Based on numerical simulations, this study investigates the spatial influence of shield tunneling adjacent to foundation pits supported by wall-pile-anchor systems. Through single-factor sensitivity analysis, the effects of key structural parameters on the horizontal displacement of the retaining system are clarified. The main conclusions are as follows:

(1) The influence of tunnel depth on the wall–pile–anchor system can be divided into three stages. In the first stage, when the tunnel burial depth h is less than the embedment depth L of the retaining structure (h < L), wall settlement remains relatively constant as h increases.
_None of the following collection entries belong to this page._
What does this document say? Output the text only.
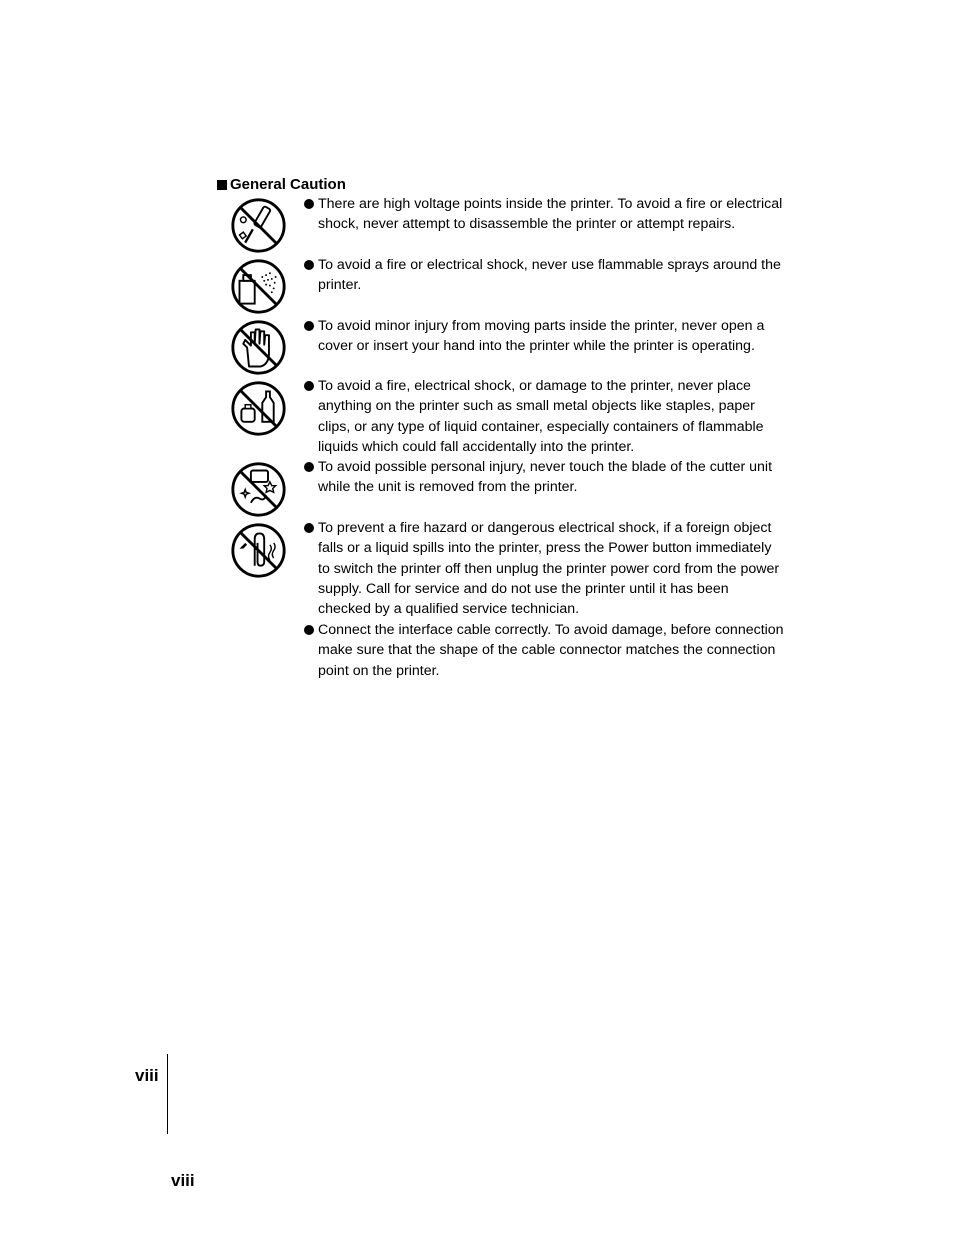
General Caution
There are high voltage points inside the printer. To avoid a fire or electrical shock, never attempt to disassemble the printer or attempt repairs.
To avoid a fire or electrical shock, never use flammable sprays around the printer.
To avoid minor injury from moving parts inside the printer, never open a cover or insert your hand into the printer while the printer is operating.
To avoid a fire, electrical shock, or damage to the printer, never place anything on the printer such as small metal objects like staples, paper clips, or any type of liquid container, especially containers of flammable liquids which could fall accidentally into the printer.
To avoid possible personal injury, never touch the blade of the cutter unit while the unit is removed from the printer.
To prevent a fire hazard or dangerous electrical shock, if a foreign object falls or a liquid spills into the printer, press the Power button immediately to switch the printer off then unplug the printer power cord from the power supply. Call for service and do not use the printer until it has been checked by a qualified service technician.
Connect the interface cable correctly. To avoid damage, before connection make sure that the shape of the cable connector matches the connection point on the printer.
viii
viii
In the second stage (L < h ≤ 1.4L), settlement increases with tunnel depth and reaches its maximum when h = 1.4L. In the third stage (h > 1.4L), wall settlement gradually decreases as the tunnel depth increases further.
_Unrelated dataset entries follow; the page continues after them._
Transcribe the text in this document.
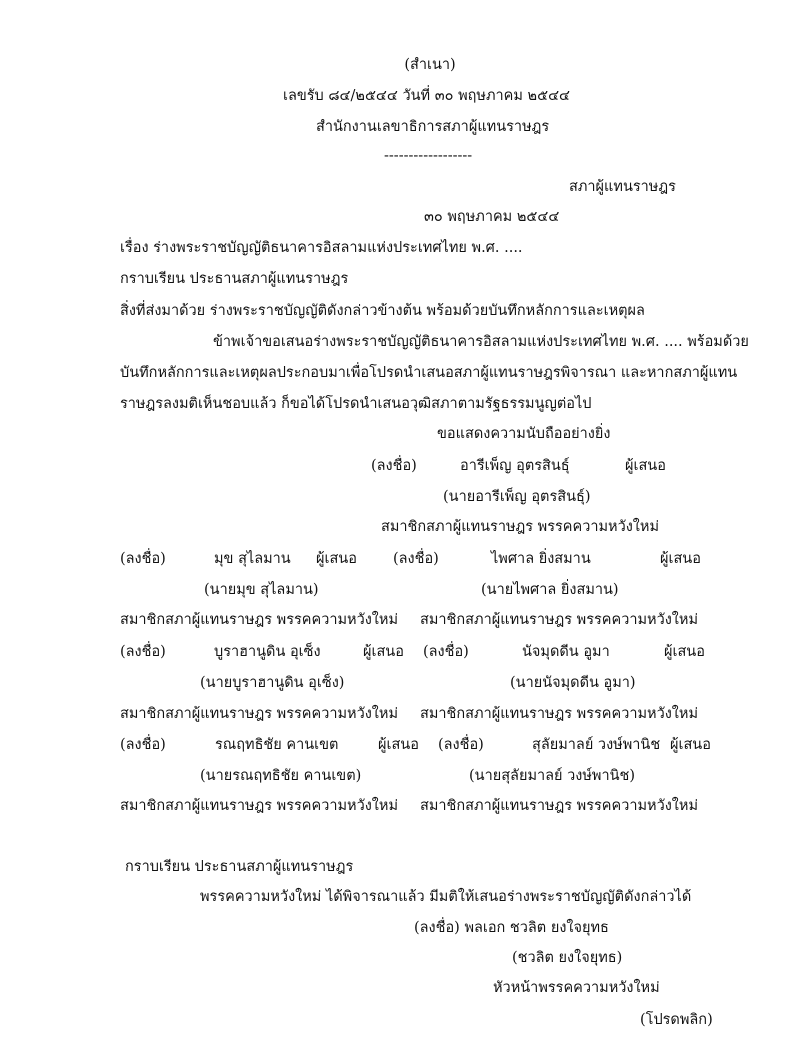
(สำเนา)
เลขรับ ๘๔/๒๕๔๔ วันที่ ๓๐ พฤษภาคม ๒๕๔๔
สำนักงานเลขาธิการสภาผู้แทนราษฎร
------------------
สภาผู้แทนราษฎร
๓๐ พฤษภาคม ๒๕๔๔
เรื่อง ร่างพระราชบัญญัติธนาคารอิสลามแห่งประเทศไทย พ.ศ. ....
กราบเรียน ประธานสภาผู้แทนราษฎร
สิ่งที่ส่งมาด้วย ร่างพระราชบัญญัติดังกล่าวข้างต้น พร้อมด้วยบันทึกหลักการและเหตุผล
ข้าพเจ้าขอเสนอร่างพระราชบัญญัติธนาคารอิสลามแห่งประเทศไทย พ.ศ. .... พร้อมด้วย
บันทึกหลักการและเหตุผลประกอบมาเพื่อโปรดนำเสนอสภาผู้แทนราษฎรพิจารณา และหากสภาผู้แทน
ราษฎรลงมติเห็นชอบแล้ว ก็ขอได้โปรดนำเสนอวุฒิสภาตามรัฐธรรมนูญต่อไป
ขอแสดงความนับถืออย่างยิ่ง
(ลงชื่อ)	อารีเพ็ญ อุตรสินธุ์	ผู้เสนอ
(นายอารีเพ็ญ อุตรสินธุ์)
สมาชิกสภาผู้แทนราษฎร พรรคความหวังใหม่
(ลงชื่อ)	มุข สุไลมาน ผู้เสนอ (ลงชื่อ)	ไพศาล ยิ่งสมาน	ผู้เสนอ
(นายมุข สุไลมาน)	(นายไพศาล ยิ่งสมาน)
สมาชิกสภาผู้แทนราษฎร พรรคความหวังใหม่ สมาชิกสภาผู้แทนราษฎร พรรคความหวังใหม่
(ลงชื่อ)	บูราฮานูดิน อุเซ็ง	ผู้เสนอ (ลงชื่อ)	นัจมุดดีน อูมา	ผู้เสนอ
(นายบูราฮานูดิน อุเซ็ง)	(นายนัจมุดดีน อูมา)
สมาชิกสภาผู้แทนราษฎร พรรคความหวังใหม่ สมาชิกสภาผู้แทนราษฎร พรรคความหวังใหม่
(ลงชื่อ)	รณฤทธิชัย คานเขต	ผู้เสนอ (ลงชื่อ)	สุลัยมาลย์ วงษ์พานิช ผู้เสนอ
(นายรณฤทธิชัย คานเขต)	(นายสุลัยมาลย์ วงษ์พานิช)
สมาชิกสภาผู้แทนราษฎร พรรคความหวังใหม่ สมาชิกสภาผู้แทนราษฎร พรรคความหวังใหม่
กราบเรียน ประธานสภาผู้แทนราษฎร
พรรคความหวังใหม่ ได้พิจารณาแล้ว มีมติให้เสนอร่างพระราชบัญญัติดังกล่าวได้
(ลงชื่อ) พลเอก ชวลิต ยงใจยุทธ
(ชวลิต ยงใจยุทธ)
หัวหน้าพรรคความหวังใหม่
(โปรดพลิก)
(2) The spatial relationship between the shield tunnel and the wall–pile–anchor support system significantly affects the deformation behavior of both the tunnel and the retaining wall. As tunnel depth increases, wall settlement first increases and then decreases, reaching a peak when the tunnel depth equals 1.4L, where L is the diaphragm wall height. Horizontally, when the tunnel-to-pit clearance is less than 0.75D, the retaining wall experiences significant settlement due to tunneling. In cases where the tunnel passes beneath the excavation, crown settlement decreases, and the change in crown settlement is linearly correlated with pit depth.
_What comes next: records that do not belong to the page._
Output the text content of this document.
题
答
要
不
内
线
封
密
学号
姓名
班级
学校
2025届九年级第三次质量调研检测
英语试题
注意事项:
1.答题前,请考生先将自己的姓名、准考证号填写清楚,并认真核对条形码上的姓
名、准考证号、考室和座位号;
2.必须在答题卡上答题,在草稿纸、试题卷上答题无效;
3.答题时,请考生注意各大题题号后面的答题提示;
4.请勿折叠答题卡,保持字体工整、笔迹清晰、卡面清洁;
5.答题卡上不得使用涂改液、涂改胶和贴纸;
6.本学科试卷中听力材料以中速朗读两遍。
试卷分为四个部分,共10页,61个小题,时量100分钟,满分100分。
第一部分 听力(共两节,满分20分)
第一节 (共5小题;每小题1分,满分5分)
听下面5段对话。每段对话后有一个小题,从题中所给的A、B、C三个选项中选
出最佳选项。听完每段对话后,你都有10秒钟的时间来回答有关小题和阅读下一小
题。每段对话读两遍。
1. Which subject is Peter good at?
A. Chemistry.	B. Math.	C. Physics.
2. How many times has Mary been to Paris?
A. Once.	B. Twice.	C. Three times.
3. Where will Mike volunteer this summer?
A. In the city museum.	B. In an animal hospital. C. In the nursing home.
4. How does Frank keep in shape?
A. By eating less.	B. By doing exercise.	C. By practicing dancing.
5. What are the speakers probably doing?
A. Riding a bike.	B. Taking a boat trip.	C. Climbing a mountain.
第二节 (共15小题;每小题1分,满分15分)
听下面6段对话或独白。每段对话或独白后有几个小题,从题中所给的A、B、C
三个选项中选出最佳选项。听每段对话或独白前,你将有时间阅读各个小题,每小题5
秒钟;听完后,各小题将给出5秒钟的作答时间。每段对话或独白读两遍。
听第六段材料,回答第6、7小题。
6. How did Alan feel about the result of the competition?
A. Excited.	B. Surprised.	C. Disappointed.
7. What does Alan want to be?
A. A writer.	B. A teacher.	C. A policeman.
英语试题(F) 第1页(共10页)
(3) In the wall-pile-anchor system, increasing the embedment depth of the diaphragm wall effectively reduces horizontal displacement at the wall base. Increasing wall thickness reduces displacement at the top of the wall. When the embedment depth increases from 4 m to 10 m, the maximum wall displacement decreases by 17.1%, and the base displacement decreases by 32.7%. When the wall thickness increases from 800 mm to 1400 mm, the maximum displacement reduces by 28.4%, and the top displacement reduces by 45.6%.

(4) After excavation, pile deformation exhibits an inward-convex pattern, which remains unchanged with varying pile diameters. Large-diameter piles effectively reduce maximum horizontal displacement. However, when the pile diameter exceeds 1 m, further increases in diameter (e.g., by 0.2 m) reduce displacement by less than 5%, indicating limited improvement in deformation control.

(5) In the wall-pile-anchor system, increasing the length and diameter of anchors enhances the frictional resistance between the anchor and soil, thereby improving anchorage performance. However, increasing the inclination angle between the anchor and the horizontal plane leads to greater lateral displacement. An optimal inclination angle of 15° is recommended for minimizing displacement.